Hint: it wasn’t a small number.
- In October, house prices rose by 6.6% year on year.
- Before buying a house, it’s important to calculate your numbers to make sure you don’t fall into the trap.
It’s no secret that housing prices in the country have been raised for several years. These price spikes began in the second half of 2020, when mortgage rates fell to record lows and consumer demand began to pick up.
But while mortgages were affordable in terms of interest rates in 2020 and 2021, they have become almost unbelievably expensive this year. These days, an average 30-year mortgage will cost you about 7%. Compare that to the 3% rate you might have been looking at a year ago and it’s easy to see why homeownership might seem out of reach.
Meanwhile, in October, the median selling price for an existing home was $379,100, according to the National Association of Realtors. This is 6.6% more than in October 2021. And since it is much more expensive to take out mortgages now than it was in October 2021, you may have no choice but to get out of the housing market until prices cool and mortgage rates cool down. start falling.
Or maybe not. Maybe you are able to afford a home based on today’s interest rates and prices. Here’s how to find out.
How much can you download at home?
Just because the average US home recently sold for $379,100 doesn’t mean that’s the price you expect to buy your own home for. It may be that house prices are much higher or lower in your neck of the forest.
But in any case, it is important to know the formula for determining housing affordability, no matter where you live. And the formula is simple: make sure your total housing costs don’t exceed 30% of your salary.
Read more: Our pick of the best FHA mortgage lenders
So let’s say you bring home $5,000 a month. This means that you can afford to spend $1,500 a month on housing costs.
However, this does not mean that you can take out a $1,500 monthly mortgage. Rather, the $1,500 is needed to cover additional ongoing housing costs, such as property taxes and homeowners insurance.
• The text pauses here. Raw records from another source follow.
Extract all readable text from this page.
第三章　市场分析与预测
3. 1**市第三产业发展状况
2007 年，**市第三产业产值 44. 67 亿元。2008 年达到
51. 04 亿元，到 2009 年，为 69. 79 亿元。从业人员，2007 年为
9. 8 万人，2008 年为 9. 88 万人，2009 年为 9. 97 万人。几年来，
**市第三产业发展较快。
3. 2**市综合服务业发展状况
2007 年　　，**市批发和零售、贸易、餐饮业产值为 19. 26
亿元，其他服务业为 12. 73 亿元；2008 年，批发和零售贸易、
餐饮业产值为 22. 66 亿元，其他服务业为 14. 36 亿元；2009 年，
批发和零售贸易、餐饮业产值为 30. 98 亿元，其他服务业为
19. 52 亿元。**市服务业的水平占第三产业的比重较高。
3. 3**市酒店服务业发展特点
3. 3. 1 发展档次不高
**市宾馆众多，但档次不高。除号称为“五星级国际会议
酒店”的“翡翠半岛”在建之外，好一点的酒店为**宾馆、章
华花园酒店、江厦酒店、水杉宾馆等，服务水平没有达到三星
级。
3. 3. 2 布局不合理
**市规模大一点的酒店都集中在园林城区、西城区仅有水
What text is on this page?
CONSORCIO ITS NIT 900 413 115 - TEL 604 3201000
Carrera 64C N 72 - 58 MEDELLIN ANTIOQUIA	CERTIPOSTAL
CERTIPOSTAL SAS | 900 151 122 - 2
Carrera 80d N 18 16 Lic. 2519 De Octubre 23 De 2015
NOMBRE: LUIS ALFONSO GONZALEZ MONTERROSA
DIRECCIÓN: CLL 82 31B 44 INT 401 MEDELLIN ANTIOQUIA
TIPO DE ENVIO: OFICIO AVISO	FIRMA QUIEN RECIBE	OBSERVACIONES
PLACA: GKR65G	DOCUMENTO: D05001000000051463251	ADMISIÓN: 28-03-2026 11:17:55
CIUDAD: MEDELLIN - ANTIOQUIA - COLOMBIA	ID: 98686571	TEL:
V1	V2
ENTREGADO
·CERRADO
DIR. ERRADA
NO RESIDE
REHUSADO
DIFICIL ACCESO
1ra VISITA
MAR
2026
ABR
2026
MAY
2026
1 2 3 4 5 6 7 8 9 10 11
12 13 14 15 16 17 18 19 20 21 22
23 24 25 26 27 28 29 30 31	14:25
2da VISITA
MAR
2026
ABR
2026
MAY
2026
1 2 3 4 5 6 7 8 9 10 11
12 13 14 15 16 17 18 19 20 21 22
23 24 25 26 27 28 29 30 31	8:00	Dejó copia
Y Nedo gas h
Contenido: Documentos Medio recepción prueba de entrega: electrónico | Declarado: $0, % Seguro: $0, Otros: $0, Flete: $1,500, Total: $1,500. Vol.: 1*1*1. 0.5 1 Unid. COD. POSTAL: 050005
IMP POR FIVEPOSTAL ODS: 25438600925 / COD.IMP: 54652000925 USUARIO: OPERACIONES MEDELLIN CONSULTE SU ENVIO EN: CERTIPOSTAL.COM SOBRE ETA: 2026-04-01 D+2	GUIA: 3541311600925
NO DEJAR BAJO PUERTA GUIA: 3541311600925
And if you’re buying property from a homeowners association, that $1,500 should also include HOA fees.
Should I wait to buy a house?
Now real estate prices are rising, and mortgage rates are high. So, if you decide to leave the housing market and wait, it will not be a bad decision.
But you need to think about your financial and housing situation before making a decision. If you have affordable rentals that are convenient, staying locally can make sense. If you feel bad about your apartment and your landlord keeps raising your rent, you can continue looking for a home to buy.
Similarly, if you’re unsure of your ability to afford a home, waiting may be your best bet. But if you have a lot of money to invest in a house and a steady job with a big salary, then you might be able to find a house that you like and that works within your budget.
Remember that mortgage rates may be high right now, but they are unlikely to stay that way forever. We may not see 3% mortgages in the near future, but in a year or two, rates could drop to 5%. So if you sign a mortgage today, you can refinance your loan shortly after the fact and lower your monthly payments while still getting home equity.